Christmas Day marks on December 25 in several countries around the world. It is one of the most festive Christian holidays.
Christmas was originally a Christian festival that celebrated Jesus’ birth, but it also became a secular family holiday in the early 20th century, observed by Christians and non-Christians alike. With the legendary figure of Santa Claus playing the pivotal role, the secular holiday is mostly devoid of Christian elements.
How Christmas Began?
The middle of winter has been a time of celebration in the world for a long time. Centuries before the coming of the man named Jesus, early Europeans celebrated light and birth in winter’s darkest days. During the winter season, when the worst of the winter was behind them, many people rejoiced and were able to look forward to longer days and prolonged hours of sunshine.
The Norse celebrated Yule in Scandinavia from December 21, the winter solstice, through January.

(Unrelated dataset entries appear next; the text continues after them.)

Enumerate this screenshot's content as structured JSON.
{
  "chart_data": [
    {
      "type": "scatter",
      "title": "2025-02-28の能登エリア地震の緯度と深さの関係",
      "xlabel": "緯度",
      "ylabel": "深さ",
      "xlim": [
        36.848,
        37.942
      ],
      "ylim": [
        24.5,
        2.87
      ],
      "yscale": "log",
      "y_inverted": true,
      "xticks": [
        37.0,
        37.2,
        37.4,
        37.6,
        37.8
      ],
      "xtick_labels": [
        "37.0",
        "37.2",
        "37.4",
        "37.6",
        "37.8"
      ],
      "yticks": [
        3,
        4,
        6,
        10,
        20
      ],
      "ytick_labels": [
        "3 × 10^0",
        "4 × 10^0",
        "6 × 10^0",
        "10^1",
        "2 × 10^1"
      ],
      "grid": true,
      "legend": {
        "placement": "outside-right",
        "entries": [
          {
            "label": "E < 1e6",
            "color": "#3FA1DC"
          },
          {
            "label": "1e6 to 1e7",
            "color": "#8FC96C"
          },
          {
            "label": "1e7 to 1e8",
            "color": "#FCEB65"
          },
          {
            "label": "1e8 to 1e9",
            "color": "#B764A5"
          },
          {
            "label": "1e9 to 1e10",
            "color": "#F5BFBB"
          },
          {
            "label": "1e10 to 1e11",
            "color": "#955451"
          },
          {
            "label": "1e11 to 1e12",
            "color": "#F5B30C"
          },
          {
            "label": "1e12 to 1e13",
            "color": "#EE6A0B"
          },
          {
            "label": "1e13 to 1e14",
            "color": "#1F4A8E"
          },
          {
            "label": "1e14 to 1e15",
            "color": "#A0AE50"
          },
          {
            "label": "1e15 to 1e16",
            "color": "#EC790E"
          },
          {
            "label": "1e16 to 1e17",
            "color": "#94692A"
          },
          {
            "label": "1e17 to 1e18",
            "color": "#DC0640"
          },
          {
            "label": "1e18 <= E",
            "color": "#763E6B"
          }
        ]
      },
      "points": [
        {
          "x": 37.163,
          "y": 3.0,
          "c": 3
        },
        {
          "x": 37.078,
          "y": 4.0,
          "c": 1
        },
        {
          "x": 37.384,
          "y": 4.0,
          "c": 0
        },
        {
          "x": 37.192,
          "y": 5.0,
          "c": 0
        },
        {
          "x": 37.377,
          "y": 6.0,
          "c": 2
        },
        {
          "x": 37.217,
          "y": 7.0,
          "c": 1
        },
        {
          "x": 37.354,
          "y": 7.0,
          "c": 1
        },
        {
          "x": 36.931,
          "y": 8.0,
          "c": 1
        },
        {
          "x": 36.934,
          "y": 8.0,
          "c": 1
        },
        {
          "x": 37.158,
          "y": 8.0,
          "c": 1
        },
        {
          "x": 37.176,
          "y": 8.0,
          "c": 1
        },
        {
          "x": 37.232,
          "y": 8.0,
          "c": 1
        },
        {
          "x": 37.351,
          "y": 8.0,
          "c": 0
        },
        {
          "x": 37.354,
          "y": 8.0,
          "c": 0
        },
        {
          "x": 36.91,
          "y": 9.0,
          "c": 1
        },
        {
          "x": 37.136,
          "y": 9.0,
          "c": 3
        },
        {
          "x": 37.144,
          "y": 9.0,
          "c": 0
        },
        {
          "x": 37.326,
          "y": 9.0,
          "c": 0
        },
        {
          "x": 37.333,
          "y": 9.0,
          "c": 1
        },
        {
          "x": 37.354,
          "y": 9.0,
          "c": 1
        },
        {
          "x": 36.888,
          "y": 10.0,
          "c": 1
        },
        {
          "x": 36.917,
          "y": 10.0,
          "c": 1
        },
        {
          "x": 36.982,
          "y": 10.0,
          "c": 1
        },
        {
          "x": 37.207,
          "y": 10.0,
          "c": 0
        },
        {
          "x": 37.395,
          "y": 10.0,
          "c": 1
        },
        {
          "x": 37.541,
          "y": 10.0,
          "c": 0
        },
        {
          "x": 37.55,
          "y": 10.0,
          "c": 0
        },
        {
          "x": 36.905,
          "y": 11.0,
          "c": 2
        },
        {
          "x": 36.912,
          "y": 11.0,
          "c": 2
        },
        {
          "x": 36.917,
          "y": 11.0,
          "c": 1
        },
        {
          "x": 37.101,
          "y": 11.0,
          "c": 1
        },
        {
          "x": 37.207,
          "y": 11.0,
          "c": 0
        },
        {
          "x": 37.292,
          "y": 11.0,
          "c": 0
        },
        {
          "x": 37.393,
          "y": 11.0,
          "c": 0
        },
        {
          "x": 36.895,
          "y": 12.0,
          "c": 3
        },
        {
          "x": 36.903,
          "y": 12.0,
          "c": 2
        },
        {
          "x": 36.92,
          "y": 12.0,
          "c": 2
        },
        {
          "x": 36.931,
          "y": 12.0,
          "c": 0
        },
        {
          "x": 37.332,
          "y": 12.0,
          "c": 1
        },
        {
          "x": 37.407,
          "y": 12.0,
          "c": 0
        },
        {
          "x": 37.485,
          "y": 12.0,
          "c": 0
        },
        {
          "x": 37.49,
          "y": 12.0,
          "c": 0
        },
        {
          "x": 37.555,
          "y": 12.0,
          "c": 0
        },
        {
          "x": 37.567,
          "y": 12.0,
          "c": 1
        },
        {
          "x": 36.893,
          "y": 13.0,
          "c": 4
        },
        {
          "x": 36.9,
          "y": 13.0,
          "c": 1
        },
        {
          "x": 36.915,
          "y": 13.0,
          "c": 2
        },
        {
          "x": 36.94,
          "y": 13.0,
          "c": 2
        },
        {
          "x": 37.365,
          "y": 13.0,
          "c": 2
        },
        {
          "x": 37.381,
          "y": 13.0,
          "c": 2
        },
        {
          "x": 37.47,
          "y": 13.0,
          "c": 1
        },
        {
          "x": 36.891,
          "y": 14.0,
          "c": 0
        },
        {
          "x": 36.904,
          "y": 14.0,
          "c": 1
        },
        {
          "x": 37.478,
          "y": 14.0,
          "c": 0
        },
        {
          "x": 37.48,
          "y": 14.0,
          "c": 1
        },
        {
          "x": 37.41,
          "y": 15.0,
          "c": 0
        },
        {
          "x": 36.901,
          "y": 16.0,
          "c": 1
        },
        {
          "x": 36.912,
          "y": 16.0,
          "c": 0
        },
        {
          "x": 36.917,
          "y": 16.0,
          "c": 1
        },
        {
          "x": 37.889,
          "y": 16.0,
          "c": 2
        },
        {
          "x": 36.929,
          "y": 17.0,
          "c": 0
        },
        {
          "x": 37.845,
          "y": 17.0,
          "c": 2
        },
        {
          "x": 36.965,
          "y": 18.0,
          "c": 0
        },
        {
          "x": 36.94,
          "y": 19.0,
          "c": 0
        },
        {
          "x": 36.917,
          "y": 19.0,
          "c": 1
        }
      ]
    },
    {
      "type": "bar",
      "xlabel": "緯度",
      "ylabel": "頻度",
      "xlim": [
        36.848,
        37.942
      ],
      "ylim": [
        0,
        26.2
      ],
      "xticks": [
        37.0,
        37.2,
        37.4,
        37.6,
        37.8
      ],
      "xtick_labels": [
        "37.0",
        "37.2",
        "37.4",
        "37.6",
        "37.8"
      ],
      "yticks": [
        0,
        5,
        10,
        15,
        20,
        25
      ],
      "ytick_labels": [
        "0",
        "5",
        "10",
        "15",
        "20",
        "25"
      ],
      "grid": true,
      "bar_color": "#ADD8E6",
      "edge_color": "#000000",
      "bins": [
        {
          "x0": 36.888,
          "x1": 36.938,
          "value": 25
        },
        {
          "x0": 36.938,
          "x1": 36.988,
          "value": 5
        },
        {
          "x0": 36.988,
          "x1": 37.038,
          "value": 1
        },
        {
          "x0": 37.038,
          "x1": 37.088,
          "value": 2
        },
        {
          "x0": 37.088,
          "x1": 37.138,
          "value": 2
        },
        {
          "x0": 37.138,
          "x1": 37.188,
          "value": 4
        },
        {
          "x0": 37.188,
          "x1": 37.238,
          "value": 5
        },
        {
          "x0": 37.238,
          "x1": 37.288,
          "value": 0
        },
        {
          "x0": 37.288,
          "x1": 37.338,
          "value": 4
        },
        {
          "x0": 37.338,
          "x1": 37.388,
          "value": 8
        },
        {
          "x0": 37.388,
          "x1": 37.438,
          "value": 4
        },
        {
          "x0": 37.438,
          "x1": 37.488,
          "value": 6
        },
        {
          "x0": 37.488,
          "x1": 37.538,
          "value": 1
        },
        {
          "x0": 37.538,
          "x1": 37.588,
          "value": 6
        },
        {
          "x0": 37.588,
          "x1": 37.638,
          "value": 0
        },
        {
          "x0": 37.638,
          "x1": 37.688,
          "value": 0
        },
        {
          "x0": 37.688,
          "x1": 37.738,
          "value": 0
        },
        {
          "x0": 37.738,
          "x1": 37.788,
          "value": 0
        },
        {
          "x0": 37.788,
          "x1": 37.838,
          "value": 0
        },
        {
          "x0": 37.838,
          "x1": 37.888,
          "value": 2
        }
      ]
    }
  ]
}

In celebration of the light’s return, fathers and sons would bring home large logs that they would set on fire. Until the log burned out, which took long as 12 days, the people would feast. The Norse claimed that a new pig or calf born during the coming year reflected each spark from the flames.
The end of December in most parts of Europe was a great time to celebrate. At that time of year, most cattle got slaughtered to be fed during the winter. It was the only time of year for many that they had stocks of fresh meat. Moreover, most of the wine and beer produced during the year was eventually fermented and ready to drink.